Review ordered into tax reliefs for owners of historic homes

Section 482 review follows high-profile cases of ‘big houses’ in trouble

Minister for Arts, Heritage, Regional, Rural and Gaeltacht Affairs Heather Humphreys announced the review of the tax breaks allowed to the owners of historic houses. Photograph: Gareth Chaney/Collins

Minister for Arts, Heritage, Regional, Rural and Gaeltacht Affairs Heather Humphreys announced the review of the tax breaks allowed to the owners of historic houses. Photograph: Gareth Chaney/Collins

 

The Government has announced a review of the tax breaks allowed to the owners of historic houses.

Section 482 of the Taxes Consolidation Act, 1997, allows owners of so-called big houses tax relief on repairing, maintaining and restoring their properties.

A condition of the scheme is that the property be open to the public for a minimum numbers of days each year, or in use as a registered guest house.

Minister for Arts, Heritage, Regional, Rural and Gaeltacht Affairs Heather Humphreys announced the review. It was recommended in An Action Plan for the Sustainable Future of the Irish Historic House in Private Ownership, published in 2015.

The cost of maintaining historic properties has led to a number of high-profile cases of the owners of historic homes getting into financial difficulty.

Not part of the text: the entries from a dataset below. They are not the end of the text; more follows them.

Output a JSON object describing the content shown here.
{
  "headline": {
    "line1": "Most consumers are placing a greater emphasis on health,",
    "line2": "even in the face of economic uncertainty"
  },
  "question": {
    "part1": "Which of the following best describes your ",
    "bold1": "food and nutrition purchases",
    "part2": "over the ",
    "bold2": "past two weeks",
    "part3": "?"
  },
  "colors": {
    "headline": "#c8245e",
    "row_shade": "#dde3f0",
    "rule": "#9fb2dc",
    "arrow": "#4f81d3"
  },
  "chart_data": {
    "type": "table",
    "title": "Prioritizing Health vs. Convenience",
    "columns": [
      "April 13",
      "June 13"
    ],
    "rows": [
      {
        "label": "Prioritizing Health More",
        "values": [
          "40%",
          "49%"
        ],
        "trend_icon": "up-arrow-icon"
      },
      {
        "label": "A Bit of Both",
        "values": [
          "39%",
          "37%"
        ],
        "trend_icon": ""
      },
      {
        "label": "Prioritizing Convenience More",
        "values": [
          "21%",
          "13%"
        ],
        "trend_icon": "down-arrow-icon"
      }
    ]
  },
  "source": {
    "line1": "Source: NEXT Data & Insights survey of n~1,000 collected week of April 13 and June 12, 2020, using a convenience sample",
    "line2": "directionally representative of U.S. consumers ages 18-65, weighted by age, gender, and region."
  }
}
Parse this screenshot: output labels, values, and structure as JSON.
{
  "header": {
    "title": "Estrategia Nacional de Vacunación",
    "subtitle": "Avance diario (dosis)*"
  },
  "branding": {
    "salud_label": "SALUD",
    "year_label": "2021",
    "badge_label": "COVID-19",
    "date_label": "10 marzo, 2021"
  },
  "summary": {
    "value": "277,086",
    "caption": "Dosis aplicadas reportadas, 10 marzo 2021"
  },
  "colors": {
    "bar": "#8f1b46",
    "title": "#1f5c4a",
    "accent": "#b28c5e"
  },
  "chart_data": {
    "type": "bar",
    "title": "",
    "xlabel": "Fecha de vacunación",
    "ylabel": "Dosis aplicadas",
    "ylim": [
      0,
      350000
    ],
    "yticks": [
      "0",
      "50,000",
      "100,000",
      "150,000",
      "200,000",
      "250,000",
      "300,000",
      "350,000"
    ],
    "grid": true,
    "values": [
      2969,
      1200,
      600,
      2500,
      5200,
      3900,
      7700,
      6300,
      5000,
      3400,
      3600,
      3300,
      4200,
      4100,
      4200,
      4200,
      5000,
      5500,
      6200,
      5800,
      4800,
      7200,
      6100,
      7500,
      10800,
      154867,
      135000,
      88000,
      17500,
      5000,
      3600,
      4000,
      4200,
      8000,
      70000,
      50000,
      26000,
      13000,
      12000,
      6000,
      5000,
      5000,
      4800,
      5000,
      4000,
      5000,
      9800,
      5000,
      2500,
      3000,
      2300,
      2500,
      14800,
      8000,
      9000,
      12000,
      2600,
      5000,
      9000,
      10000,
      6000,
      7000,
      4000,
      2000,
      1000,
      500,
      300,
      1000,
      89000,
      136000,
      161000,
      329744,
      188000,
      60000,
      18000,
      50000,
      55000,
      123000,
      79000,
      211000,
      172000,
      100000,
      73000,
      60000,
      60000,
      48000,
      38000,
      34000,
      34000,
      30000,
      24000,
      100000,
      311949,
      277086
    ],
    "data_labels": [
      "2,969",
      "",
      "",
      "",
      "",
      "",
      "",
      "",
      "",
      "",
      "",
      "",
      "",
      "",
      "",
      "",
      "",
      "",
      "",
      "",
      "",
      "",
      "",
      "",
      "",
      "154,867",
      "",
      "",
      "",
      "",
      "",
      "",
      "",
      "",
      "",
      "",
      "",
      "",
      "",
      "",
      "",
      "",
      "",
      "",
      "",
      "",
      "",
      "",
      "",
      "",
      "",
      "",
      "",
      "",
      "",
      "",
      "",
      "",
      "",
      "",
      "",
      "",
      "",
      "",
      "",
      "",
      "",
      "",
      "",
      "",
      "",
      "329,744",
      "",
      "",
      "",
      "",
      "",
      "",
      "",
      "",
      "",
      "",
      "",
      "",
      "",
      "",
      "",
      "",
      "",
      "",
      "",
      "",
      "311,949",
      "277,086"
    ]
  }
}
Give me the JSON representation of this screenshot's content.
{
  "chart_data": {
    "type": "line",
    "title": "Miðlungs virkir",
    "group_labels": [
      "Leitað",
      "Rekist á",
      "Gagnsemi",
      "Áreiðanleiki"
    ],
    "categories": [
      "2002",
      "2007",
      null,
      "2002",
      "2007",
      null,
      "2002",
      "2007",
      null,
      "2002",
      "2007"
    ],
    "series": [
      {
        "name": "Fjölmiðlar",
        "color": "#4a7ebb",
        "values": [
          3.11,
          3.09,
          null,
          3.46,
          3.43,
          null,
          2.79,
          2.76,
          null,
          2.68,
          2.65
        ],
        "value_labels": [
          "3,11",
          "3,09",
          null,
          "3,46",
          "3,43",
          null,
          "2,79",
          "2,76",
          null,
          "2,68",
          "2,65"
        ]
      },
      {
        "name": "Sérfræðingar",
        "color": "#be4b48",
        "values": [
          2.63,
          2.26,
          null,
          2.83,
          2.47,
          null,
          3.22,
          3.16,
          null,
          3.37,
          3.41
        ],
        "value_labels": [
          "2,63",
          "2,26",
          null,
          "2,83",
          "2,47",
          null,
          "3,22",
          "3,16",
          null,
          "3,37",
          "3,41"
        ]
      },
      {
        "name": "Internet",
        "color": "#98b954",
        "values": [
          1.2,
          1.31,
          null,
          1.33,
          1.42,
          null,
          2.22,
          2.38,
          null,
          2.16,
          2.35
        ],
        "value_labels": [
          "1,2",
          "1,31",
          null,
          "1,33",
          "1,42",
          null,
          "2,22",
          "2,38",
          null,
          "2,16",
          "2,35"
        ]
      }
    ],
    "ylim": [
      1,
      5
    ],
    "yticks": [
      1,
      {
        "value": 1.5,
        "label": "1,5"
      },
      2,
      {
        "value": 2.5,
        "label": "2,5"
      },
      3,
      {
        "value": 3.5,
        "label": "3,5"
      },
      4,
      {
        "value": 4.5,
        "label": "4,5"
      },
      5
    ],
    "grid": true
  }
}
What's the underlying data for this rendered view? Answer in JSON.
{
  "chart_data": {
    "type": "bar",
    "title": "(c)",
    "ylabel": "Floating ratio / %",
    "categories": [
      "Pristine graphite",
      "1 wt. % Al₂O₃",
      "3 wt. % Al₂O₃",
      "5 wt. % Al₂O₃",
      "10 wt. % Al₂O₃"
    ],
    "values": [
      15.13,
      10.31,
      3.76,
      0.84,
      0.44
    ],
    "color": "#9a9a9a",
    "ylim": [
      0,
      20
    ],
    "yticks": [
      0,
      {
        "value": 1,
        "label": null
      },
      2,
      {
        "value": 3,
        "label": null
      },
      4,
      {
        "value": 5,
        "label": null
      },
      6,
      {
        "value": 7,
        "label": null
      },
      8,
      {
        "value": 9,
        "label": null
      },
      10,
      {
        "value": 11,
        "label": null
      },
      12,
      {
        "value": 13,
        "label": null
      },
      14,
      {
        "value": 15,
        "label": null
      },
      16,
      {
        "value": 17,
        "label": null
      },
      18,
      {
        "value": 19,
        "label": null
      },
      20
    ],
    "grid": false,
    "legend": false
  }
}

The Alfred Beit Foundation, which runs Russborough House in Co Wicklow, was forced to sell €7 million worth of its old-master paintings from the Beit collection because of its ongoing financial difficulties.

Westport House

In January, Westport House, the home of the Browne family for 300 years, was sold to the Hughes family locally, though there was pressure on the State to buy the house and grounds.

The Hughes family has pledged to keep it open to the public and to invest €50 million in it as a tourism attraction.

There have also been calls for the State to buy Luggala Lodge and estate in Co Wicklow, which is on the market for €28 million. Its owner, Garech Browne, is selling up because he seldom spends time there now.

The Minister’s spokeswoman said the action plan made it clear the State did not have the resources or the desire to acquire these properties.

Instead, she said, the Minister was interested in finding ways to make Section 482 relief suitable for estate owners.

“She wants to know what the State can do to try and assist more, recognising how important these heritage properties are,” she said.

The review is being undertaken by the Department of Arts, Heritage, Regional, Rural and Gaeltacht Affairs and the Department of Finance, with support from the Revenue Commissioners.

Interested parties are invited to make submissions. The closing date for submissions is March 24th.